Et c’est le moment médiatique attendu. La salle a fini de se combler pour la séquence finale paroxystique. A savoir, l’entrée des dirigeants des principales composantes des forces politiques de la gauche française. Cependant que les flashs crépitent et que Edwy Plenel (Médiapart), jamais indifférent quand il s’agit de l’avenir de la Gauche (lien abonné), tend l’oreille avec gourmandise.

Un panel impressionnant il est vrai, une conférence commune peu anodine, faisant force démonstration du caractère fédératif et unitaire du club.

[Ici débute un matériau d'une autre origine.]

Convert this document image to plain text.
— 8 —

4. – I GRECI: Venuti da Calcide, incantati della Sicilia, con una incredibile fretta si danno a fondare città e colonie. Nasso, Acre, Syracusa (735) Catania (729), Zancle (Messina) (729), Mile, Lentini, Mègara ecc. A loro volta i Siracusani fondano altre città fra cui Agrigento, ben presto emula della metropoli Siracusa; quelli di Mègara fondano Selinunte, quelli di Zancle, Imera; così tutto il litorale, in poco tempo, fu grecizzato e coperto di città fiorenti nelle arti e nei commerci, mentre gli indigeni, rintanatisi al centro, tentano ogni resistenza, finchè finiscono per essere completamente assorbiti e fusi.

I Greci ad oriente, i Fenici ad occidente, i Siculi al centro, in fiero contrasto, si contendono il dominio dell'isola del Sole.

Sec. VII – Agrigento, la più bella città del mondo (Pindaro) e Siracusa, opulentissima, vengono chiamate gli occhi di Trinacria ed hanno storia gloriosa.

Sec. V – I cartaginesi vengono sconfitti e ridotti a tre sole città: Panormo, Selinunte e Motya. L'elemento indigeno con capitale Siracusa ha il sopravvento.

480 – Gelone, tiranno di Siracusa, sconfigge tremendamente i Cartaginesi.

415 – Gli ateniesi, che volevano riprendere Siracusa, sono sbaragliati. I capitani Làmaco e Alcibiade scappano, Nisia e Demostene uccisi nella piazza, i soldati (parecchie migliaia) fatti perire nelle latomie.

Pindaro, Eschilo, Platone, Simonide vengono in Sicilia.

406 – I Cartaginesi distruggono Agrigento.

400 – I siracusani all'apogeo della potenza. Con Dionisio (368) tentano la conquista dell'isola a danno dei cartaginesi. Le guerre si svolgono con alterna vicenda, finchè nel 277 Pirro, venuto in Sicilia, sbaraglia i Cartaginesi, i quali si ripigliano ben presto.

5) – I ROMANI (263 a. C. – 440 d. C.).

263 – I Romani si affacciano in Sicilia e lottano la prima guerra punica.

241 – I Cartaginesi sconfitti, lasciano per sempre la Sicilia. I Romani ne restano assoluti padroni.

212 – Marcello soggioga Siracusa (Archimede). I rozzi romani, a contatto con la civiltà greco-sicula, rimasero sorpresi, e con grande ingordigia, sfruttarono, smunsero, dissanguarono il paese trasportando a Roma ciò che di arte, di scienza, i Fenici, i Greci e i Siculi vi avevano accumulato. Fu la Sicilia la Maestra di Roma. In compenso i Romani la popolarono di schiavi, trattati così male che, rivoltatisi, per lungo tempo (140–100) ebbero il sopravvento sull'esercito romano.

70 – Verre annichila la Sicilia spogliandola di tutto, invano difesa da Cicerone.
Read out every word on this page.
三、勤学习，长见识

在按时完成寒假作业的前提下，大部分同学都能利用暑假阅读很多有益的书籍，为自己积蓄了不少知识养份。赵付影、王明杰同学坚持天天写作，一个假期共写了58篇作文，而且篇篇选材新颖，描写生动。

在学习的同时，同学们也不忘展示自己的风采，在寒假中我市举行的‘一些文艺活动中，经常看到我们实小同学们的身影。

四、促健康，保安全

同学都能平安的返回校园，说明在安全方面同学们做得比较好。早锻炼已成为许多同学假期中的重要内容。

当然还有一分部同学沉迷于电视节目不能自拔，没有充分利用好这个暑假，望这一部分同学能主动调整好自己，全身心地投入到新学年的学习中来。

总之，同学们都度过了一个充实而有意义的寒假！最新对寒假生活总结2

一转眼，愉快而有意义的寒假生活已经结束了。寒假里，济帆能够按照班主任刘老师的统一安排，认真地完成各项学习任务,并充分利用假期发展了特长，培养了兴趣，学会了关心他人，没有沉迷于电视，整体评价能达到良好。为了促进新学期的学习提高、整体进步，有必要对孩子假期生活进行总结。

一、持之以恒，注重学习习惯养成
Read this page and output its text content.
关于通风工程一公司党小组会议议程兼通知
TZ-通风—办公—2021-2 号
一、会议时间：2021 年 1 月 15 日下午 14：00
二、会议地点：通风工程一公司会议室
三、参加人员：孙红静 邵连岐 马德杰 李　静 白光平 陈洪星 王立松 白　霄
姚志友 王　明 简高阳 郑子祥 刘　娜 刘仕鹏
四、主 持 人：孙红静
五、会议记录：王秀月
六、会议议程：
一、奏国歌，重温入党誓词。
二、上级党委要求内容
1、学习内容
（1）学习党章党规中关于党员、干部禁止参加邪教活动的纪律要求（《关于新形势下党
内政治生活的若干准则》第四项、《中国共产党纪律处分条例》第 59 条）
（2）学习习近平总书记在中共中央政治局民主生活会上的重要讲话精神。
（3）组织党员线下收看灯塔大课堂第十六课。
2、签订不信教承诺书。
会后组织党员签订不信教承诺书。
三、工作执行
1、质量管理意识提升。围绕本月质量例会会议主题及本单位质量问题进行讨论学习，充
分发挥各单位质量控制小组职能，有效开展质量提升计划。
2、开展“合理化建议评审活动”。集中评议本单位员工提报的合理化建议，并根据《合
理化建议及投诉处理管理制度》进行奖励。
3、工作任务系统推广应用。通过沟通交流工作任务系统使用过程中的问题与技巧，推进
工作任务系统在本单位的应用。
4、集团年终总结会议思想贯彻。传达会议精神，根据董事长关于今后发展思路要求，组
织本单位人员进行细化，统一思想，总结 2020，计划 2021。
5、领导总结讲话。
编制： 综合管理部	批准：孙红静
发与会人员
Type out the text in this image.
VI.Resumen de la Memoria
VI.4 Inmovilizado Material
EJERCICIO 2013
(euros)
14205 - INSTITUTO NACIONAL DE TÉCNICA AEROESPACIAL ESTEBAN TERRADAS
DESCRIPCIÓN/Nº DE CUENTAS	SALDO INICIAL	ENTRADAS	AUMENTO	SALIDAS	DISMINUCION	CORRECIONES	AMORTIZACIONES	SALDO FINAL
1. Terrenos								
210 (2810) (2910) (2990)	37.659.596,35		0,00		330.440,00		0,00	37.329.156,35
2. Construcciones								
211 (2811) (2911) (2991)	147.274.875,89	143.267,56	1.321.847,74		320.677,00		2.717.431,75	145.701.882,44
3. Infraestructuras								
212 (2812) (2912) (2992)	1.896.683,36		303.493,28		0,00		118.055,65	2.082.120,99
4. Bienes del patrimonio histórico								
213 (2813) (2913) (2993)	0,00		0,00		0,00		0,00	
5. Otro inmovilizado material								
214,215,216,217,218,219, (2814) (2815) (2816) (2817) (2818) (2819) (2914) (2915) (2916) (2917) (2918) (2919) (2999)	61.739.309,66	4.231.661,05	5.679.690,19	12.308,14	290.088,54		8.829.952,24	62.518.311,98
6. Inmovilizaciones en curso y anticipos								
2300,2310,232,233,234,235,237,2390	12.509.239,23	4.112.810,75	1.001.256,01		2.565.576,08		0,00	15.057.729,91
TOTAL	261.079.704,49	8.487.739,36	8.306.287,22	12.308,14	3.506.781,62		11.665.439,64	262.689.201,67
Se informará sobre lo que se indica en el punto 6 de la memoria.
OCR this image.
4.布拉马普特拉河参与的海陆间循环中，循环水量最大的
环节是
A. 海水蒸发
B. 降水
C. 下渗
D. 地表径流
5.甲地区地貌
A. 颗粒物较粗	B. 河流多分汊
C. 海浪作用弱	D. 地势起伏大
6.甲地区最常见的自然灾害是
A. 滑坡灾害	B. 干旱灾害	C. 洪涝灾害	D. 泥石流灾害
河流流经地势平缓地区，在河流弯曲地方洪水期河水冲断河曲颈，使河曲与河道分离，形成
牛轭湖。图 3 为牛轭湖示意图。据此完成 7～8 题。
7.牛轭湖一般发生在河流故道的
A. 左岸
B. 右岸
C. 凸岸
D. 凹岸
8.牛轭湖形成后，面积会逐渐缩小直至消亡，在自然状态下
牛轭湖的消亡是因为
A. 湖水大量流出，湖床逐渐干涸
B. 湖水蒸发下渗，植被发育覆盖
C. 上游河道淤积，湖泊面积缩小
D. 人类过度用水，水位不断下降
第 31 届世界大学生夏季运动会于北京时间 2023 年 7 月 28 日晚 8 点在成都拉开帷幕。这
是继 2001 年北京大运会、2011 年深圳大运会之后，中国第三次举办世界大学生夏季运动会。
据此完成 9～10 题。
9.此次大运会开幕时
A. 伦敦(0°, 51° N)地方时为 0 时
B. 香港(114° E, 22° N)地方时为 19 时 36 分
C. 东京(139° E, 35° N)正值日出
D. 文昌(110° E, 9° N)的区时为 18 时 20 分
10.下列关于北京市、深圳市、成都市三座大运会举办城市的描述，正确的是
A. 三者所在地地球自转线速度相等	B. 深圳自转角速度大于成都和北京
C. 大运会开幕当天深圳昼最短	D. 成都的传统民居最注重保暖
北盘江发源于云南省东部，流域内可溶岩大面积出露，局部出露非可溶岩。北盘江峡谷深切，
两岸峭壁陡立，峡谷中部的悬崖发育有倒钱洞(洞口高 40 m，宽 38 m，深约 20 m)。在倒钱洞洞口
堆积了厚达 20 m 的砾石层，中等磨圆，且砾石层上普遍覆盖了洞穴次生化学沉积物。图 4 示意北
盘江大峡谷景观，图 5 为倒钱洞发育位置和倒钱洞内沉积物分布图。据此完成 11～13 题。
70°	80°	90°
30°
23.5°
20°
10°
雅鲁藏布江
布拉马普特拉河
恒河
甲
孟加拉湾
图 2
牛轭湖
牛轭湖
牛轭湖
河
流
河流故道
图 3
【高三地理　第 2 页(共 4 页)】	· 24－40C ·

On constatera de prime abord que Lutte ouvrière et NPA n’ont pas été contactés. Que Nouvelle Donne n’est pas plus présent dans le parterre malgré ses 3% honorables conquis pour leur première participation européenne (300 000 électeurs), ce qui ne lasse pas de se demander si Larrouturou ne deviendrait pas persona non grata dans le microcosme politique, comme un conflit relationnel… (le club n’est-il pas promis pourtant à l’ouverture à toutes les sensibilités socialistes ?).

On regrette que Pierre Laurent (Parti communiste français, PCF), Eric Coquerel (Parti de gauche, en remplacement de Jean-Luc Mélenchon excusé pour raisons personnelles espagnoles), Eva Joly et Julien Bayou (Europe écologie les verts, EELV) ne prennent pas toute la mesure de l’événement et de ce cadre exceptionnel pour n’en débiter qu’une tribune politique convenue mais malvenue.

Heureusement, d’autres auront ouverts la voie à des réflexions. De celles, futures, auxquelles il faudra rapidement répondre pour concrétiser à long terme cette idée de renaissance socialiste.

Gérard Filoche (PS), très motivé aux prochaines perspectives de rapport de force

« C’est le moment de se battre. Une majorité existe à l’assemblée pour mettre en minorité Valls. Le parlement doit s’opposer au président, doit jouer son rôle démocratique. Ne pensons pas dissolution. La Gauche doit gou-ver-ner ! »

Clémentine Autain (Fédération pour une alternative sociale et écologique, allié Front de Gauche), marquée par les derniers résultats électoraux, envisage le pire et souhaite un sursaut idéologique

«  Nous sommes au bout de quelque chose qui ne fonctionne pas : la politique d’alternance qui va toujours dans le même sens néolibéral. Le défi est de répondre à la crise politique, démocratique de la Gauche. Ce que nous ferons ou ne ferons pas maintenant aura un impact dans un futur proche »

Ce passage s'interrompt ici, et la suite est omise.